Strategie statt Schnelligkeit

„Wir müssen mehr über die Strategie kommen, dann fällt es nicht so auf, dass uns die Schnelligkeit fehlt.“

So wird Armin Veh in der heutigen Stuttgarter Zeitung zitiert, in einem Artikel, der unter der Überschrift „Mittelmaß im Mittelfeld“ ein Kernproblem des Stuttgarter Spiels sehr treffend analysiert.

Angesichts des obigen Zitats frage ich mich zum einen, ob diese Erkenntnis die Richtschnur für künftige Spiele sein soll, oder ob sie bereits zuvor galt. Wenn sie neu ist, spricht das nicht unbedingt für eine professionelle Analyse der letzten Monate und Jahre. Sollte sie hingegen alt sein, lehnt man sich wohl nicht zu weit aus dem Fenster mit der Behauptung, dass diese „Strategie“ bis dato nicht sehr wirkungsvoll umgesetzt wurde.

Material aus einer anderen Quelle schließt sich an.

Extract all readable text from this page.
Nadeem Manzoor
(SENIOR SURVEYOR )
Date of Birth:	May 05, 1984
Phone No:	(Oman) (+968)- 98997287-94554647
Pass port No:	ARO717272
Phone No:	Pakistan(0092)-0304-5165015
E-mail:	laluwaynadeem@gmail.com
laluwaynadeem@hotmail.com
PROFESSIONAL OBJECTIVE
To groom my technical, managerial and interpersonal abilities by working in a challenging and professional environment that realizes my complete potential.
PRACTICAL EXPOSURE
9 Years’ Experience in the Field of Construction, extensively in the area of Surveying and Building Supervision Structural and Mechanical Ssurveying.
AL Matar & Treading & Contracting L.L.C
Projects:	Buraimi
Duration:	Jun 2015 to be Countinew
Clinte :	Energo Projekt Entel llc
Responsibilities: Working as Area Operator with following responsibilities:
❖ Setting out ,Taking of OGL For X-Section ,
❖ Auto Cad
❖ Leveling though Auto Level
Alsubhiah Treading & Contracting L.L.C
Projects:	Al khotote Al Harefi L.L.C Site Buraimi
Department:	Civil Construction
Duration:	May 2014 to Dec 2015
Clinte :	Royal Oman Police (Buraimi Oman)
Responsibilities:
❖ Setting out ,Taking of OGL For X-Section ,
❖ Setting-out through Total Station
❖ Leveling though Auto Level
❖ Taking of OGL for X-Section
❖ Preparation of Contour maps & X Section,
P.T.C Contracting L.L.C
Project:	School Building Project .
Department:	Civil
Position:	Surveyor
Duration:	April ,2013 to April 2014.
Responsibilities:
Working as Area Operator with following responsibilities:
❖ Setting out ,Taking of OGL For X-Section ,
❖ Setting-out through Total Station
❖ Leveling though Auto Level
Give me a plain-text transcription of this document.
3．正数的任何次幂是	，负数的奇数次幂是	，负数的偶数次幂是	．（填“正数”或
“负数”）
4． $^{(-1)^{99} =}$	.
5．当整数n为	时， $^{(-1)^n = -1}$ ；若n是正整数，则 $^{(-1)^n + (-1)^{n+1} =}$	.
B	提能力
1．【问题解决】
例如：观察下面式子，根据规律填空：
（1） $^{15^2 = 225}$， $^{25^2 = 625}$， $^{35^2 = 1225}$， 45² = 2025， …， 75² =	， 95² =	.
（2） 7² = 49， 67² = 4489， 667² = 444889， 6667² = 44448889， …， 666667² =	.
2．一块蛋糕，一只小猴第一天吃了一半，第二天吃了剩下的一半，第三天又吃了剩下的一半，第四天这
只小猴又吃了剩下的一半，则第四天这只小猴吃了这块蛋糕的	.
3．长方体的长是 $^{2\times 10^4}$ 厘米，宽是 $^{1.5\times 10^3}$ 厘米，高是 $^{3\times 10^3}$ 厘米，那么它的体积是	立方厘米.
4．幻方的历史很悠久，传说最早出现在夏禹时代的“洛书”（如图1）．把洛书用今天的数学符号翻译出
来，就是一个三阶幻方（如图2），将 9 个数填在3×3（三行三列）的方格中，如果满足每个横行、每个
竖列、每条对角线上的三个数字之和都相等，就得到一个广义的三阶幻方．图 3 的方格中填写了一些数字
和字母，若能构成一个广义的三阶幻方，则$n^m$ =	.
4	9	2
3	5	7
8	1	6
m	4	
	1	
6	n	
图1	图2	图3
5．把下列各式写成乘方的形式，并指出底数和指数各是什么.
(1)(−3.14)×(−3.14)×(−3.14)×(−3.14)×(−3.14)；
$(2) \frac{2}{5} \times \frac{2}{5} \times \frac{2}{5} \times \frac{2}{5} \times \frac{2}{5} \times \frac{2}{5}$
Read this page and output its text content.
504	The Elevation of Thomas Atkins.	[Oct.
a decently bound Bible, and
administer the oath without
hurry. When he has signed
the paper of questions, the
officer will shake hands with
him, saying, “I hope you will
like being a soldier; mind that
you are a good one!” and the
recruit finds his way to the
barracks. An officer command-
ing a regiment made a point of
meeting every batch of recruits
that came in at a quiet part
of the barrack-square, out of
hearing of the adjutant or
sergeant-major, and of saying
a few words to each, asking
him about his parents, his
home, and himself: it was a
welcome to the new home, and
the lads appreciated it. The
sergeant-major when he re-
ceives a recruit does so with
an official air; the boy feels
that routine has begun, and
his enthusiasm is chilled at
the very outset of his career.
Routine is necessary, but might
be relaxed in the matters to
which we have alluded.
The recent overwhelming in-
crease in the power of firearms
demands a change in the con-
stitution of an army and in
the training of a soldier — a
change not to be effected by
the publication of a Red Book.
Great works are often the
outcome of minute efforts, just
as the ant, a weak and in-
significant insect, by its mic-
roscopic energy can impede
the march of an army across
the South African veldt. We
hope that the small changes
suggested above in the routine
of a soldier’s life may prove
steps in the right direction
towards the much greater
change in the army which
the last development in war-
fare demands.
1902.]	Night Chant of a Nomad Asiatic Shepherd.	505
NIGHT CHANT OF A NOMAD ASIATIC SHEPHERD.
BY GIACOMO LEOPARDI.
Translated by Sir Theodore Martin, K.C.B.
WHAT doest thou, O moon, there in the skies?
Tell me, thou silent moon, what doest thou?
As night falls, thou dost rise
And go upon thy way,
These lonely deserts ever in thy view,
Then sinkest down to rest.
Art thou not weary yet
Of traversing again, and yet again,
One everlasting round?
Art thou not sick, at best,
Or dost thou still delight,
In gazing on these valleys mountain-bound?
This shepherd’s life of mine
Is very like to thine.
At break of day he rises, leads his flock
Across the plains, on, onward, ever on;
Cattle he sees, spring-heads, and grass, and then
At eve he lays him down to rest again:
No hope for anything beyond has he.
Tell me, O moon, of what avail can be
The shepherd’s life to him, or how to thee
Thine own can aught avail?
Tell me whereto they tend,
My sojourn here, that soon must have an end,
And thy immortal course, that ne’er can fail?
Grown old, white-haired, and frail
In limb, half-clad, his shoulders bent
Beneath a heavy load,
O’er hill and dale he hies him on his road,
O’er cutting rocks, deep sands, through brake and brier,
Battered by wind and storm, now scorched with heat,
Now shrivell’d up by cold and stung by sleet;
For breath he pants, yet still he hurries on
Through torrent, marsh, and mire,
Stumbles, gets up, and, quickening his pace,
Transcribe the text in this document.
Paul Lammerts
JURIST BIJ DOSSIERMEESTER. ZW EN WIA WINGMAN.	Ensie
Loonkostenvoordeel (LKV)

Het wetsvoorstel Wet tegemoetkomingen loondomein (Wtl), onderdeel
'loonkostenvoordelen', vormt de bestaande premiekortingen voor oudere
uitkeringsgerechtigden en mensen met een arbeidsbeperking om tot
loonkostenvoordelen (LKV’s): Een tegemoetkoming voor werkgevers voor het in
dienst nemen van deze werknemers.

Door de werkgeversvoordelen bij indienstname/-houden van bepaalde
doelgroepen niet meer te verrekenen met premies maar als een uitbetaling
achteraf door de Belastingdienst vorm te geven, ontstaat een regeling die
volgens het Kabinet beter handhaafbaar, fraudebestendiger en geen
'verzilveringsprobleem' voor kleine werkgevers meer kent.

Zum anderen sprechen wir also von einer Art Mangelverwaltung. Eines Mangels, der ganz offensichtlich selbstgemacht ist. Die sportliche Leitung hat ein Mittelfeld zusammengestellt, dessen Stärken – welcher regelmäßige Zuschauer wüsste das nicht? – mit Ausnahme von Roberto Hilbert nicht in der Dynamik liegen. Selbst wenn man aber unterstellt (wozu ich neige), dass die Spieler allesamt andere, wichtige Qualitäten haben, muss man sich doch zumindest fragen, ob nicht spätestens vor der laufenden Saison Fehler bei der Einkaufspolitik bzw. im Scouting gemacht wurden, als man sich über die Schnelligkeit von Lanig und Simak Gedanken gemacht hat haben sollte.

Die alternative Erklärung lautet, dass man sehenden Auges auf die Verpflichtung schneller, dynamischer Spieler verzichtet hat. Dann aber darf man sich nicht darüber beschweren, Schnelligkeit durch Strategie ersetzen zu müssen. Dann war es Programm.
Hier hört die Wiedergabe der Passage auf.